Por un instante, Sam Scatterhorn consideró la posibilidad de decir algo, pero decidió que aquel no era el momento. Contempló el mar de objetos y sacudió la cabeza.

—No se lo digas a tu madre —susurró.

Tom miró su habitación por última vez. Echó un vistazo a la tabla del suelo, con el valioso cuaderno que ocultaba. De pronto tuvo la sensación abrumadora de que nunca volvería a ver esa habitación.

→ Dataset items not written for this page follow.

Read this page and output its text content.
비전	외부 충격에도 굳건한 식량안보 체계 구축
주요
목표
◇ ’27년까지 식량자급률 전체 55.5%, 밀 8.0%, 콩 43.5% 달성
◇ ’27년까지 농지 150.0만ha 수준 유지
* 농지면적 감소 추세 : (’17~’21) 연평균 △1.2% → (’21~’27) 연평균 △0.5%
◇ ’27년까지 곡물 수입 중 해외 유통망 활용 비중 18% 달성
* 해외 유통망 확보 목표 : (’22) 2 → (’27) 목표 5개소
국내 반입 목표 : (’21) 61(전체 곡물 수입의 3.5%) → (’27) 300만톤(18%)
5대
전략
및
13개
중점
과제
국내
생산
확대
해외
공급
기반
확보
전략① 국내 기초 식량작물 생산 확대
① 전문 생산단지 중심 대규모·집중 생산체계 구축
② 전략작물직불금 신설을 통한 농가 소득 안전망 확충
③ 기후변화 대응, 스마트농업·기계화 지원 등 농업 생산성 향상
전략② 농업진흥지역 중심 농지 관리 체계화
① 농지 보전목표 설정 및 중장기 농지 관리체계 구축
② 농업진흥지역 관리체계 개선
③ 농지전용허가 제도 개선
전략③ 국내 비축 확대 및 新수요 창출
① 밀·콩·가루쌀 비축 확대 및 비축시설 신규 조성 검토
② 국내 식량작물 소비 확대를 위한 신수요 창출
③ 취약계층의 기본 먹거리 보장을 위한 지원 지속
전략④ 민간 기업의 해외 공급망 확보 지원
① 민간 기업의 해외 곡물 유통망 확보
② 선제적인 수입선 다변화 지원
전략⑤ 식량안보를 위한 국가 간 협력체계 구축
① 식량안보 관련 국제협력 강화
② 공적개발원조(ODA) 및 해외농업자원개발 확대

—¿Seguro que lo tienes todo? —dijo su padre.

—Eso creo.

—Bien. Vámonos.

Cerró la puerta y bajó corriendo las escaleras. La madre de Tom salió nerviosa de la cocina.

—No puedes hacer esto, Tom, es demasiado estresante. Faltan veinte minutos para que salga el tren. ¿Tienes el billete?

—Sí.

—¿Los dos? Porque hay dos, ¿no? —dijo ella, metiendo unos bocadillos en su bolsa.

—Sí, sí. Lo he comprobado.

—Le irá bien, Poppy —dijo su padre mientras pasaba junto a la vieja autocaravana sin ruedas en dirección a la puerta oxidada.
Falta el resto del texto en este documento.